Qui est Agnès Buzyn, la nouvelle candidate LREM aux élections municipales à Paris ? Portrait d’une fidèle parmi les fidèles.

Par Nathalie MP Meyer.

Ainsi donc, c’est Agnès Buzyn, précédemment ministre des Solidarités et de la Santé, qui a été désignée par LREM pour remplacer Benjamin Griveaux dans la course municipale parisienne. Compte tenu des circonstances calamiteuses qui ont rendu ce changement de candidat inéluctable, ce n’est pas forcément un mauvais choix.

Mais c’est aussi un choix qui étale au grand jour à quel point la macronie en est réduite à faire contre mauvaise fortune bonne mine. Portrait d’une fidèle tellement obéissante que c’est en pleurs et déchirée qu’elle se lance à Paris.

La rocambolesque affaire de la sextape de Benjamin Griveaux a bien évidemment précipité les événements, mais les ennuis de la campagne municipale de la République en Marche à Paris avaient commencé bien avant cela.

Choisi par Emmanuel Macron lui-même au risque de susciter des dissidences dans le parti présidentiel – ce qui fut chose faite avec la candidature solo de Villani – le candidat Griveaux est arrivé sur la place de Paris précédé d’une réputation d’homme peu sympathique et suffisant.

Talonné par Belliard (EELV) et nettement distancé par Hidalgo (PS) en dépit de son bilan plus que mitigé et par Dati (LR) dont le parti frôle pourtant l’inexistence (sondage Odoxa pour Le Figaro, fin janvier 2020), Griveaux s’était lancé récemment dans une surenchère sociale et écologique de propositions chocs aussi loufoques que dispendieuses : aider les classes moyennes à devenir propriétaires à Paris via un chèque logement de 100 000 euros et déplacer la gare de l’Est pour transformer le site actuel en « Central Park » parisien.

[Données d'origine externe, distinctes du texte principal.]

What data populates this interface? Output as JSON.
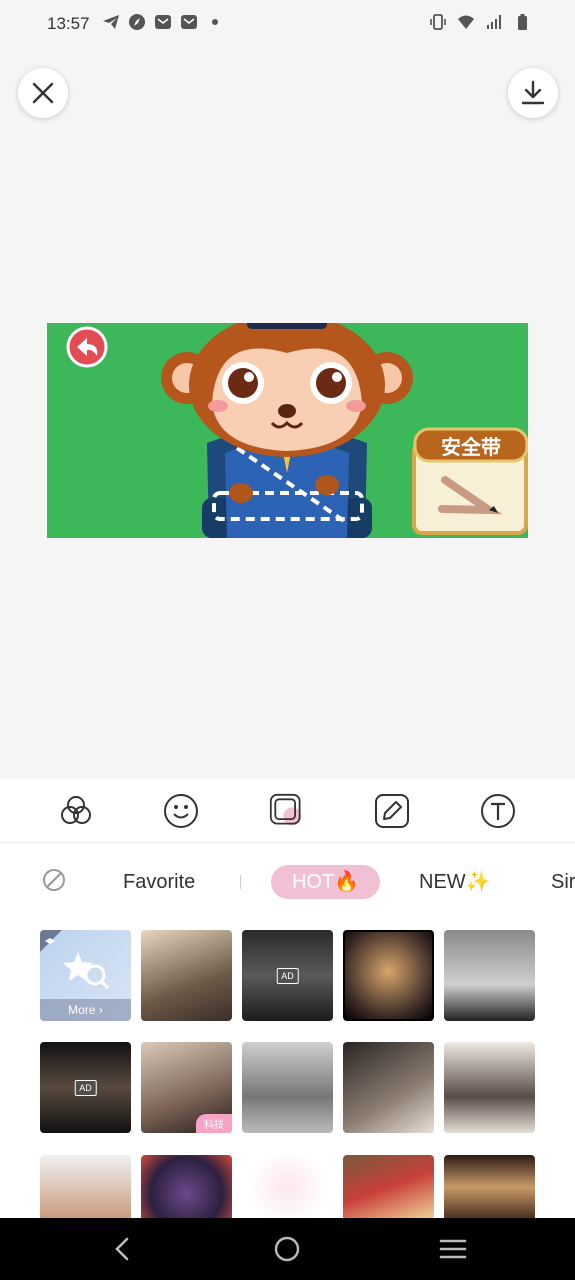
{
  "status_bar": {
    "time": "13:57",
    "left_icons": [
      "telegram-icon",
      "compass-icon",
      "mail-icon",
      "mail-icon",
      "dot-icon"
    ],
    "right_icons": [
      "vibrate-icon",
      "wifi-icon",
      "signal-icon",
      "battery-icon"
    ]
  },
  "top_actions": {
    "close_icon": "close-icon",
    "download_icon": "download-icon"
  },
  "preview": {
    "background_color": "#3cb85a",
    "sign_text": "安全带"
  },
  "toolbar": {
    "tools": [
      "filter-icon",
      "sticker-icon",
      "frame-icon",
      "edit-icon",
      "text-icon"
    ],
    "active_tool": "frame-icon"
  },
  "categories": {
    "none_icon": "no-effect-icon",
    "items": [
      "Favorite",
      "HOT🔥",
      "NEW✨",
      "Sir"
    ],
    "active": "HOT🔥"
  },
  "grid": {
    "more_label": "More",
    "ad_label": "AD",
    "tag_label": "科技"
  },
  "navbar": {
    "icons": [
      "back-icon",
      "home-icon",
      "menu-icon"
    ]
  }
}
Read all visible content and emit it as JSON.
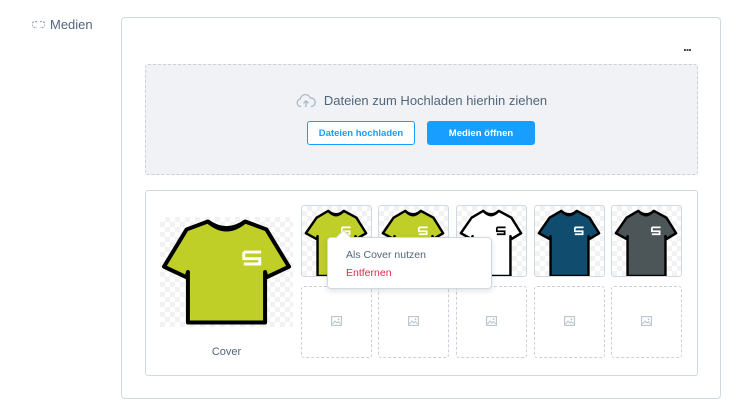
{
  "section": {
    "label": "Medien",
    "icon": "media-link-icon"
  },
  "card": {
    "more_label": "...",
    "more_icon": "more-dots-icon"
  },
  "dropzone": {
    "icon": "cloud-upload-icon",
    "text": "Dateien zum Hochladen hierhin ziehen",
    "upload_button": "Dateien hochladen",
    "open_media_button": "Medien öffnen"
  },
  "colors": {
    "accent": "#189eff",
    "danger": "#de294c",
    "lime": "#c0ce28",
    "navy": "#0f4c6e",
    "slate": "#4c5659",
    "outline": "#000000"
  },
  "gallery": {
    "cover_label": "Cover",
    "cover_color": "lime",
    "thumbnails": [
      {
        "color": "lime"
      },
      {
        "color": "lime"
      },
      {
        "color": "white"
      },
      {
        "color": "navy"
      },
      {
        "color": "slate"
      }
    ],
    "empty_slots": 5,
    "empty_slot_icon": "image-placeholder-icon"
  },
  "context_menu": {
    "items": [
      {
        "label": "Als Cover nutzen",
        "type": "normal"
      },
      {
        "label": "Entfernen",
        "type": "danger"
      }
    ]
  }
}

Les avantages de la candidature d’Agnès Buzyn

Dans ce contexte complètement survolté, la candidature d’Agnès Buzyn présente de multiples avantages pour LREM :

  • Là où Griveaux irritait par ses déclarations méprisantes à l’emporte-pièce (on se rappellera par exemple des « gars qui roulent au diesel et fument des clopes »), elle présente un visage calme et pondéré ;
  • Là où la masculinité de Griveaux devenait franchement encombrante face au duo de femmes Hidalgo/Dati alors que la cause des femmes a été érigée en grande priorité du quinquennat, Buzyn remet incontestablement du féminisme dans le jeu ;
  • Et là où la campagne ratée du candidat initial commençait à inquiéter jusqu’au sein de LREM, la nouvelle candidate a maintenant tout loisir de rectifier le tir.

Ce qu’elle s’empressa de faire dans les heures qui ont suivi l’annonce officielle de sa candidature : exit les grands projets pharaoniques de Benjamin Griveaux, bonjour la proximité, le quotidien, la propreté et la sécurité.

Si certains membres de l’équipe de campagne LREM se sont risqués à assurer que dans cette affaire, seul le capitaine changeait, tout le reste étant maintenu, ils en sont pour leurs frais. Car il apparaît clairement que la mission confiée à madame Buzyn dépasse largement le remplacement d’un candidat empêché pour des questions strictement privées. En réalité, tout est à reprendre à zéro… et il ne reste qu’un mois.

Voilà qui en dit long sur le fonctionnement de la macronie : Emmanuel Macron a imposé Griveaux à Paris, histoire de récompenser un fidèle de la première heure plutôt que de réfléchir sérieusement aux enjeux auxquels la capitale était confrontée, exactement comme il a imposé Ferrand, Castaner et Loiseau à d’autres postes clefs, et il s’est lamentablement planté.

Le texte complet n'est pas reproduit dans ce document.